En 2022, l’homme d’affaires burkinabé Simon Tiemtoré avait racheté les parts de Bnp Paribas au Burkina Faso pour mettre ensuite en place l’enseigne Vista Bank. En 2024, son compatriote et patron du groupe Coris Bank international, Idrissa Nassa, a racheté le portefeuille bancaire du britannique Standard Chartered Bank en Côte d’Ivoire. « Cet accord vient renforcer la position de Coris Bank International sur le marché ivoirien. Il élargit et diversifie ainsi sa clientèle et son offre de services bancaires » avait expliqué M. Nassa.
L’homme d’affaires ivoirien Koné Dossongui s’est également illustré dans l’acquisition de grands groupes. Patron d’Atlantic Financial Group (Afg), il a finalisé l’accord de cession des 57,93% détenus par le groupe dans Société Générale Guinée. Il a également pris une participation majoritaire de 74,48% du capital social de AfrAsia Bank Ltd, la 3e banque d’Île Maurice avec un total actif de 4,6 milliards de dollars. Et récemment, l’homme d’affaires marocain Moulay Hafid El Alamy a décaissé 745 millions d’euros pour racheter la Société Générale Maroc.
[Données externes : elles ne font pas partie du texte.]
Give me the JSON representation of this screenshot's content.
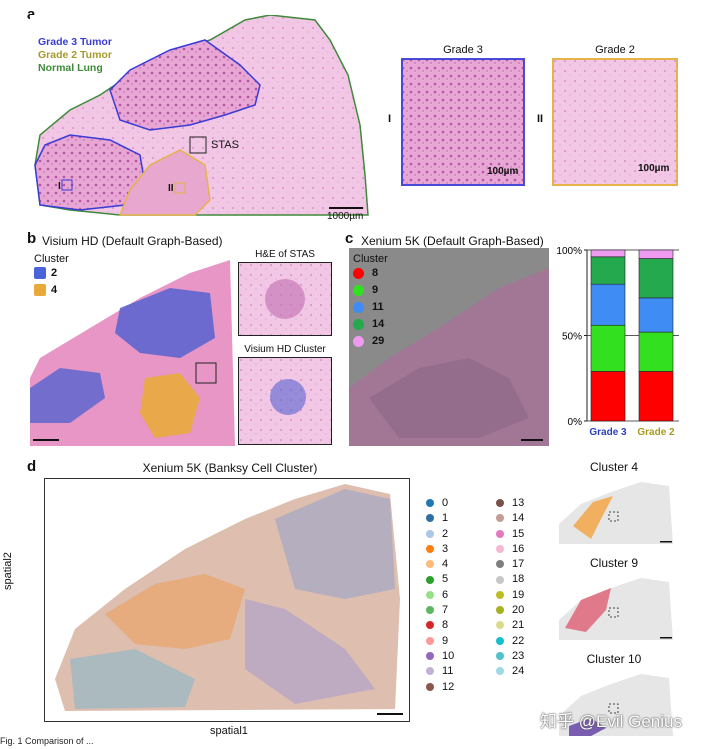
{
  "panel_a": {
    "letter": "a",
    "legend": [
      {
        "label": "Grade 3 Tumor",
        "color": "#3b3bd6"
      },
      {
        "label": "Grade 2 Tumor",
        "color": "#a89a2a"
      },
      {
        "label": "Normal Lung",
        "color": "#3f8a3a"
      }
    ],
    "stas_label": "STAS",
    "roi_1": "I",
    "roi_2": "II",
    "scale_label": "1000µm",
    "inset_1": {
      "title": "Grade 3",
      "roman": "I",
      "scale": "100µm",
      "border": "#4a4ad8"
    },
    "inset_2": {
      "title": "Grade 2",
      "roman": "II",
      "scale": "100µm",
      "border": "#e6b24a"
    }
  },
  "panel_b": {
    "letter": "b",
    "title": "Visium HD (Default Graph-Based)",
    "legend_title": "Cluster",
    "legend": [
      {
        "label": "2",
        "color": "#4a63d8"
      },
      {
        "label": "4",
        "color": "#e9aa3c"
      }
    ],
    "inset_top": "H&E of STAS",
    "inset_bottom": "Visium HD Cluster"
  },
  "panel_c": {
    "letter": "c",
    "title": "Xenium 5K (Default Graph-Based)",
    "legend_title": "Cluster",
    "legend": [
      {
        "label": "8",
        "color": "#ff0000"
      },
      {
        "label": "9",
        "color": "#33e01f"
      },
      {
        "label": "11",
        "color": "#3f8cf4"
      },
      {
        "label": "14",
        "color": "#24a94f"
      },
      {
        "label": "29",
        "color": "#ee9af0"
      }
    ]
  },
  "chart_data": {
    "type": "bar",
    "stacked": true,
    "categories": [
      "Grade 3",
      "Grade 2"
    ],
    "category_colors": [
      "#2a3fbf",
      "#a89a1e"
    ],
    "ytick_labels": [
      "0%",
      "50%",
      "100%"
    ],
    "ylim": [
      0,
      100
    ],
    "series": [
      {
        "name": "8",
        "color": "#ff0000",
        "values": [
          29,
          29
        ]
      },
      {
        "name": "9",
        "color": "#33e01f",
        "values": [
          27,
          23
        ]
      },
      {
        "name": "11",
        "color": "#3f8cf4",
        "values": [
          24,
          20
        ]
      },
      {
        "name": "14",
        "color": "#24a94f",
        "values": [
          16,
          23
        ]
      },
      {
        "name": "29",
        "color": "#ee9af0",
        "values": [
          4,
          5
        ]
      }
    ]
  },
  "panel_d": {
    "letter": "d",
    "title": "Xenium 5K (Banksy Cell Cluster)",
    "ylabel": "spatial2",
    "xlabel": "spatial1",
    "clusters": [
      {
        "label": "0",
        "color": "#1f77b4"
      },
      {
        "label": "1",
        "color": "#2f6fa3"
      },
      {
        "label": "2",
        "color": "#aec7e8"
      },
      {
        "label": "3",
        "color": "#ff7f0e"
      },
      {
        "label": "4",
        "color": "#ffbb78"
      },
      {
        "label": "5",
        "color": "#2ca02c"
      },
      {
        "label": "6",
        "color": "#98df8a"
      },
      {
        "label": "7",
        "color": "#5cb85c"
      },
      {
        "label": "8",
        "color": "#d62728"
      },
      {
        "label": "9",
        "color": "#ff9896"
      },
      {
        "label": "10",
        "color": "#9467bd"
      },
      {
        "label": "11",
        "color": "#c5b0d5"
      },
      {
        "label": "12",
        "color": "#8c564b"
      },
      {
        "label": "13",
        "color": "#7a5148"
      },
      {
        "label": "14",
        "color": "#c49c94"
      },
      {
        "label": "15",
        "color": "#e377c2"
      },
      {
        "label": "16",
        "color": "#f7b6d2"
      },
      {
        "label": "17",
        "color": "#7f7f7f"
      },
      {
        "label": "18",
        "color": "#c7c7c7"
      },
      {
        "label": "19",
        "color": "#bcbd22"
      },
      {
        "label": "20",
        "color": "#a8b020"
      },
      {
        "label": "21",
        "color": "#dbdb8d"
      },
      {
        "label": "22",
        "color": "#17becf"
      },
      {
        "label": "23",
        "color": "#4fc1c9"
      },
      {
        "label": "24",
        "color": "#9edae5"
      }
    ],
    "side_panels": [
      {
        "title": "Cluster 4",
        "color": "#f0b060"
      },
      {
        "title": "Cluster 9",
        "color": "#e07a8a"
      },
      {
        "title": "Cluster 10",
        "color": "#7a5cb0"
      }
    ]
  },
  "watermark": "知乎 @Evil Genius",
  "caption": "Fig. 1 Comparison of ..."
}
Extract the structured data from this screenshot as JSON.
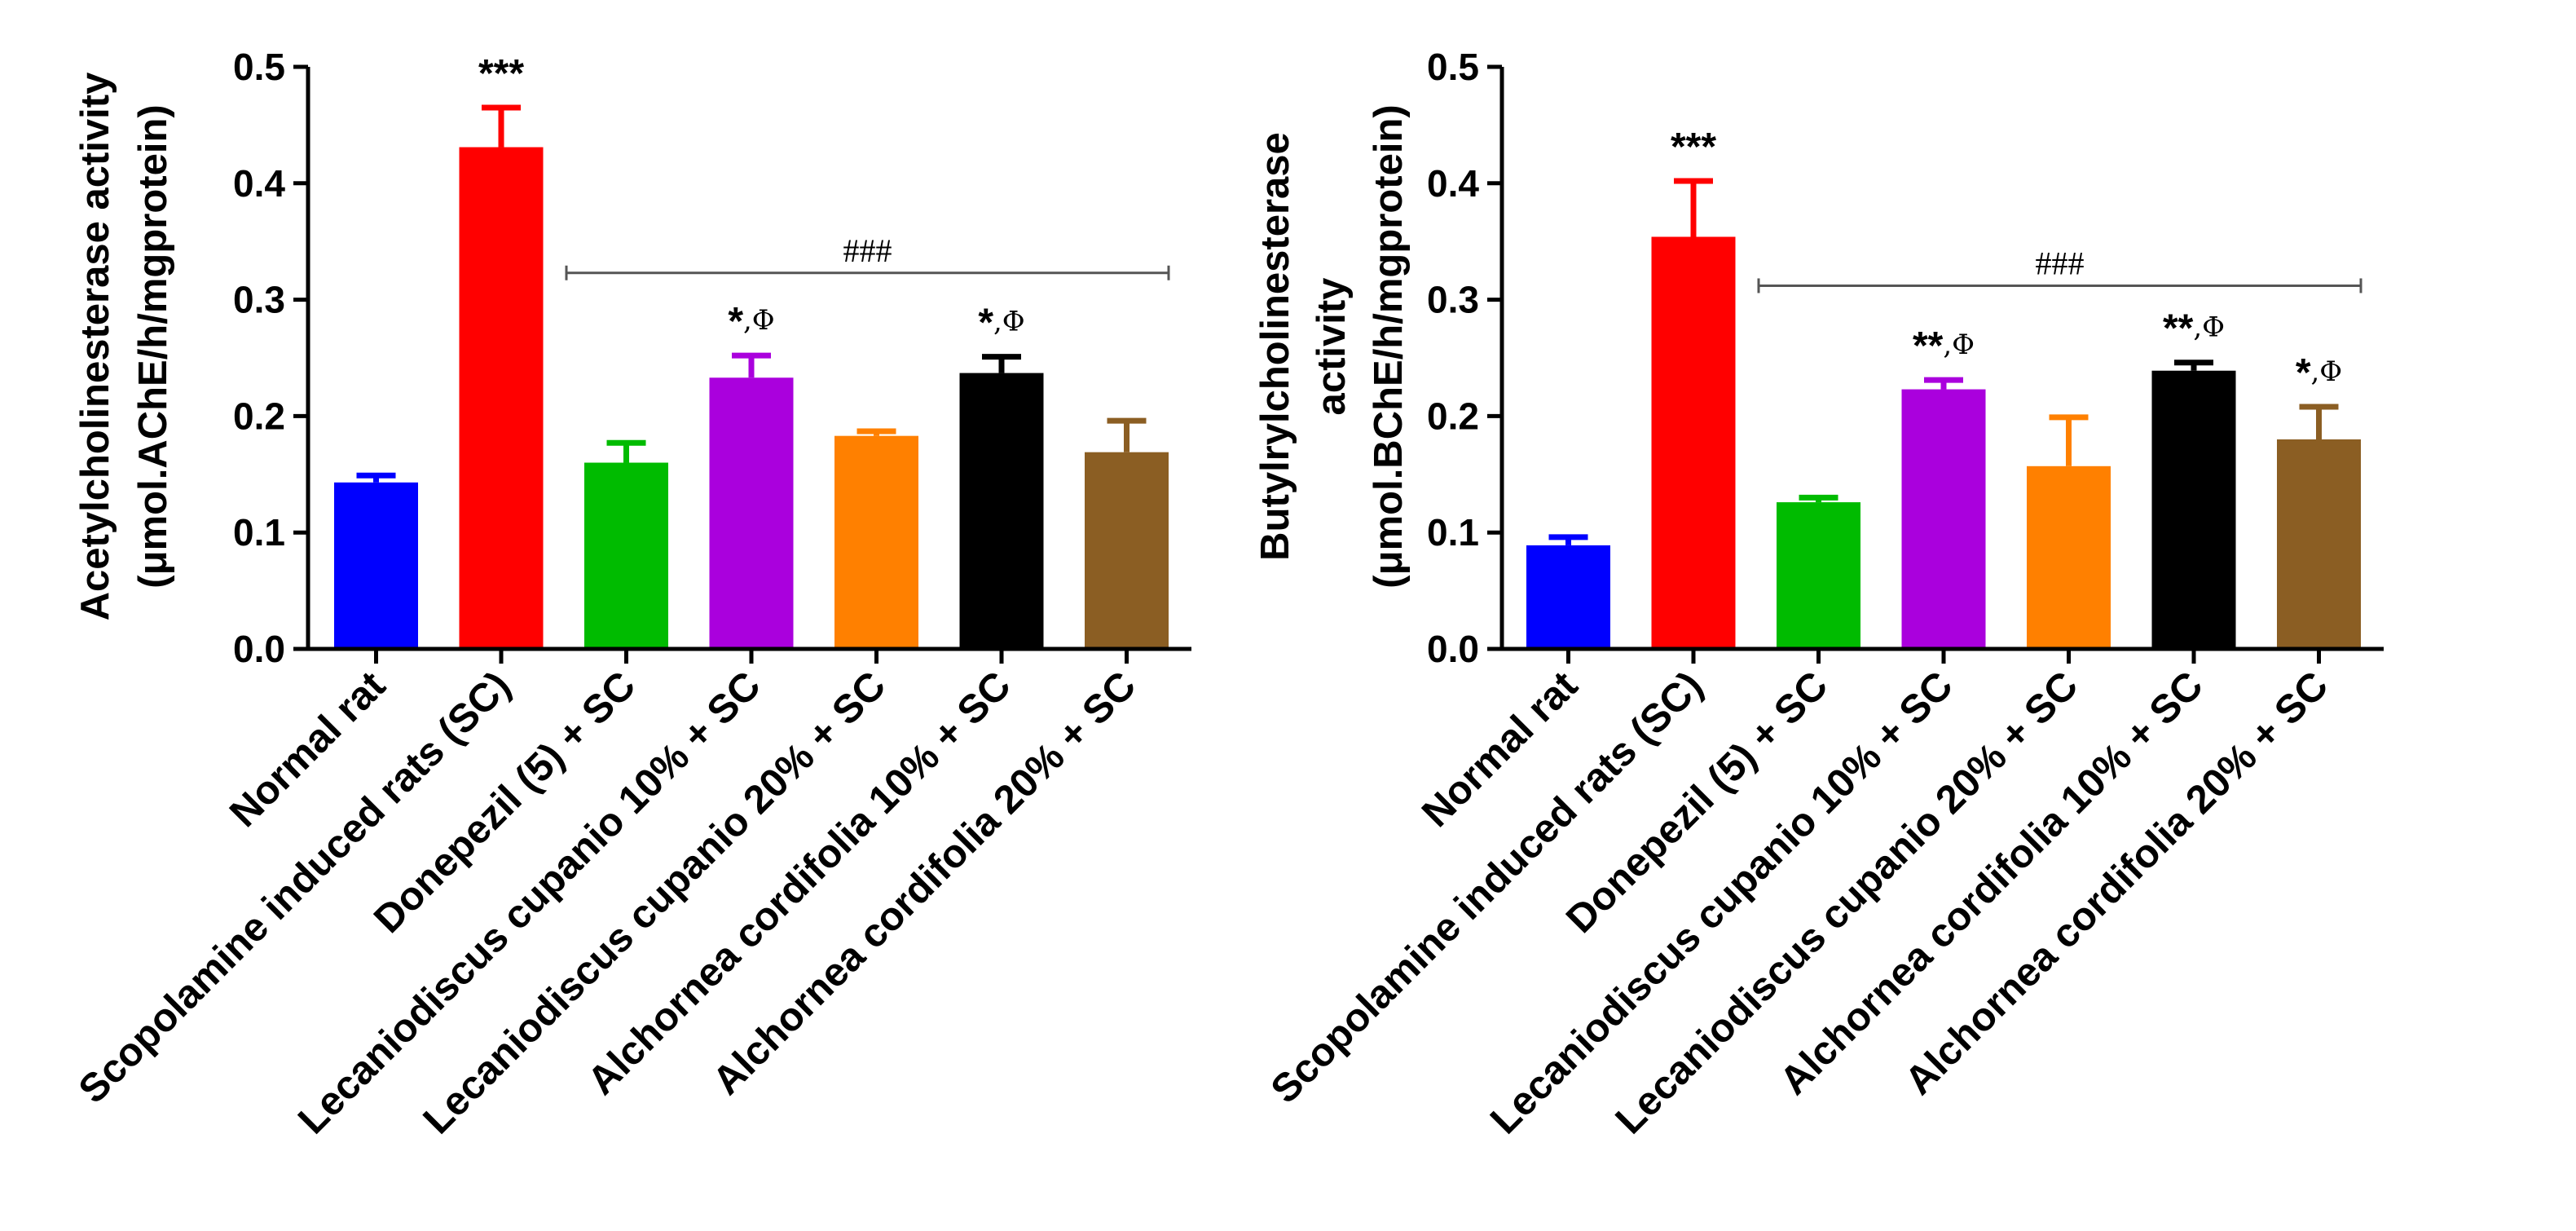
{
  "chart_data": [
    {
      "type": "bar",
      "ylabel_lines": [
        "Acetylcholinesterase activity",
        "(μmol.AChE/h/mgprotein)"
      ],
      "ylim": [
        0,
        0.5
      ],
      "yticks": [
        "0.0",
        "0.1",
        "0.2",
        "0.3",
        "0.4",
        "0.5"
      ],
      "ytick_values": [
        0,
        0.1,
        0.2,
        0.3,
        0.4,
        0.5
      ],
      "categories": [
        "Normal rat",
        "Scopolamine induced rats (SC)",
        "Donepezil (5) + SC",
        "Lecaniodiscus cupanio 10% + SC",
        "Lecaniodiscus cupanio 20% + SC",
        "Alchornea cordifolia 10% + SC",
        "Alchornea cordifolia 20% + SC"
      ],
      "values": [
        0.143,
        0.431,
        0.16,
        0.233,
        0.183,
        0.237,
        0.169
      ],
      "errors": [
        0.006,
        0.034,
        0.017,
        0.019,
        0.004,
        0.014,
        0.027
      ],
      "colors": [
        "#0000ff",
        "#ff0000",
        "#00bb00",
        "#aa00dd",
        "#ff8000",
        "#000000",
        "#8b5e23"
      ],
      "annotations": [
        {
          "bar": 1,
          "stars": "***",
          "suffix": ""
        },
        {
          "bar": 3,
          "stars": "*",
          "suffix": ",Φ"
        },
        {
          "bar": 5,
          "stars": "*",
          "suffix": ",Φ"
        }
      ],
      "bracket": {
        "from": 2,
        "to": 6,
        "y": 0.323,
        "label": "###"
      }
    },
    {
      "type": "bar",
      "ylabel_lines": [
        "Butylrylcholinesterase",
        "activity",
        "(μmol.BChE/h/mgprotein)"
      ],
      "ylim": [
        0,
        0.5
      ],
      "yticks": [
        "0.0",
        "0.1",
        "0.2",
        "0.3",
        "0.4",
        "0.5"
      ],
      "ytick_values": [
        0,
        0.1,
        0.2,
        0.3,
        0.4,
        0.5
      ],
      "categories": [
        "Normal rat",
        "Scopolamine induced rats (SC)",
        "Donepezil (5) + SC",
        "Lecaniodiscus cupanio 10% + SC",
        "Lecaniodiscus cupanio 20% + SC",
        "Alchornea cordifolia 10% + SC",
        "Alchornea cordifolia 20% + SC"
      ],
      "values": [
        0.089,
        0.354,
        0.126,
        0.223,
        0.157,
        0.239,
        0.18
      ],
      "errors": [
        0.007,
        0.048,
        0.004,
        0.008,
        0.042,
        0.007,
        0.028
      ],
      "colors": [
        "#0000ff",
        "#ff0000",
        "#00bb00",
        "#aa00dd",
        "#ff8000",
        "#000000",
        "#8b5e23"
      ],
      "annotations": [
        {
          "bar": 1,
          "stars": "***",
          "suffix": ""
        },
        {
          "bar": 3,
          "stars": "**",
          "suffix": ",Φ"
        },
        {
          "bar": 5,
          "stars": "**",
          "suffix": ",Φ"
        },
        {
          "bar": 6,
          "stars": "*",
          "suffix": ",Φ"
        }
      ],
      "bracket": {
        "from": 2,
        "to": 6,
        "y": 0.312,
        "label": "###"
      }
    }
  ]
}
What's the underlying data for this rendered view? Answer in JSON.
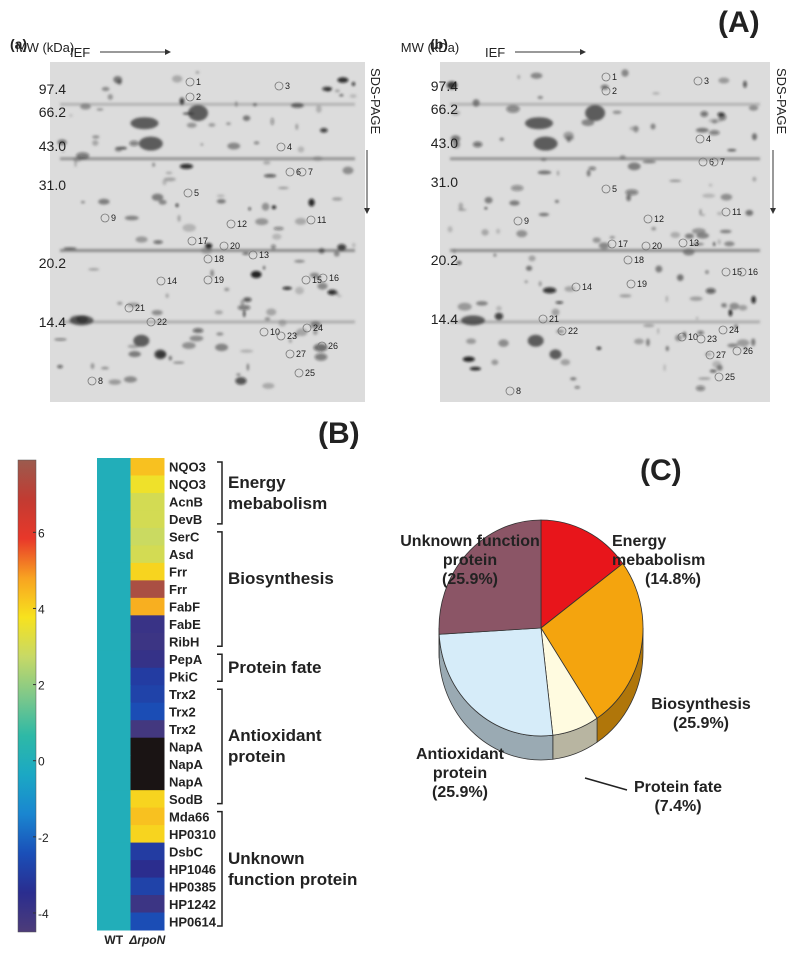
{
  "panel_A": {
    "label": "(A)",
    "gels": [
      {
        "label": "(a)",
        "mw_title": "MW (kDa)",
        "mw_markers": [
          "97.4",
          "66.2",
          "43.0",
          "31.0",
          "20.2",
          "14.4"
        ],
        "x_axis": "IEF",
        "y_axis": "SDS-PAGE",
        "spots": [
          "1",
          "2",
          "3",
          "4",
          "5",
          "6",
          "7",
          "8",
          "9",
          "10",
          "11",
          "12",
          "13",
          "14",
          "15",
          "16",
          "17",
          "18",
          "19",
          "20",
          "21",
          "22",
          "23",
          "24",
          "25",
          "26",
          "27"
        ]
      },
      {
        "label": "(b)",
        "mw_title": "MW (kDa)",
        "mw_markers": [
          "97.4",
          "66.2",
          "43.0",
          "31.0",
          "20.2",
          "14.4"
        ],
        "x_axis": "IEF",
        "y_axis": "SDS-PAGE",
        "spots": [
          "1",
          "2",
          "3",
          "4",
          "5",
          "6",
          "7",
          "8",
          "9",
          "10",
          "11",
          "12",
          "13",
          "14",
          "15",
          "16",
          "17",
          "18",
          "19",
          "20",
          "21",
          "22",
          "23",
          "24",
          "25",
          "26",
          "27"
        ]
      }
    ]
  },
  "panel_B": {
    "label": "(B)",
    "type": "heatmap",
    "columns": [
      "WT",
      "ΔrpoN"
    ],
    "clim": [
      -4.5,
      7.9
    ],
    "colorscale": [
      "#4d3c79",
      "#2a2d8f",
      "#1a4fb8",
      "#1a86d0",
      "#1ba8c4",
      "#2eb9a6",
      "#7ec88a",
      "#c7d966",
      "#f7e21e",
      "#f8a321",
      "#e8382a",
      "#c23b32",
      "#9b5b4e"
    ],
    "colorbar_ticks": [
      6,
      4,
      2,
      0,
      -2,
      -4
    ],
    "missing_color": "#1a1414",
    "groups": [
      {
        "label": "Energy mebabolism",
        "genes": [
          "NQO3",
          "NQO3",
          "AcnB",
          "DevB"
        ],
        "values": [
          [
            0,
            4.3
          ],
          [
            0,
            3.6
          ],
          [
            0,
            3
          ],
          [
            0,
            3
          ]
        ]
      },
      {
        "label": "Biosynthesis",
        "genes": [
          "SerC",
          "Asd",
          "Frr",
          "Frr",
          "FabF",
          "FabE",
          "RibH"
        ],
        "values": [
          [
            0,
            2.8
          ],
          [
            0,
            3
          ],
          [
            0,
            4
          ],
          [
            0,
            7.5
          ],
          [
            0,
            4.6
          ],
          [
            0,
            -3.9
          ],
          [
            0,
            -4
          ]
        ]
      },
      {
        "label": "Protein fate",
        "genes": [
          "PepA",
          "PkiC"
        ],
        "values": [
          [
            0,
            -3.8
          ],
          [
            0,
            -3
          ]
        ]
      },
      {
        "label": "Antioxidant protein",
        "genes": [
          "Trx2",
          "Trx2",
          "Trx2",
          "NapA",
          "NapA",
          "NapA",
          "SodB"
        ],
        "values": [
          [
            0,
            -2.8
          ],
          [
            0,
            -2.5
          ],
          [
            0,
            -4.2
          ],
          [
            0,
            null
          ],
          [
            0,
            null
          ],
          [
            0,
            null
          ],
          [
            0,
            4
          ]
        ]
      },
      {
        "label": "Unknown function protein",
        "genes": [
          "Mda66",
          "HP0310",
          "DsbC",
          "HP1046",
          "HP0385",
          "HP1242",
          "HP0614"
        ],
        "values": [
          [
            0,
            4.3
          ],
          [
            0,
            4
          ],
          [
            0,
            -3
          ],
          [
            0,
            -3.5
          ],
          [
            0,
            -2.8
          ],
          [
            0,
            -4
          ],
          [
            0,
            -2.5
          ]
        ]
      }
    ]
  },
  "chart_data": {
    "type": "pie",
    "label": "(C)",
    "categories": [
      "Energy mebabolism",
      "Biosynthesis",
      "Protein fate",
      "Antioxidant protein",
      "Unknown function protein"
    ],
    "values": [
      14.8,
      25.9,
      7.4,
      25.9,
      25.9
    ],
    "value_labels": [
      "(14.8%)",
      "(25.9%)",
      "(7.4%)",
      "(25.9%)",
      "(25.9%)"
    ],
    "colors": [
      "#e8151b",
      "#f4a40e",
      "#fffbe0",
      "#d6ecf9",
      "#8b5566"
    ]
  }
}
Pour Meissa Lô, les hommes d’affaires africains ont compris l’enjeu d’une maîtrise du secteur bancaire pour le financement de l’économie de nos États.
Car, dit-il, la plupart des grands groupes africains ont lancé une branche de services financiers après avoir compris que la finance numérique est de nos jours beaucoup plus rapide que l’activité classique des banques traditionnelles. Selon la Banque européenne d’investissement, le nombre d’entreprises africaines offrant de nouveaux produits et services dans le domaine de la finance a fortement augmenté, passant de 450 en 2020 à 1.263 au début de 2024.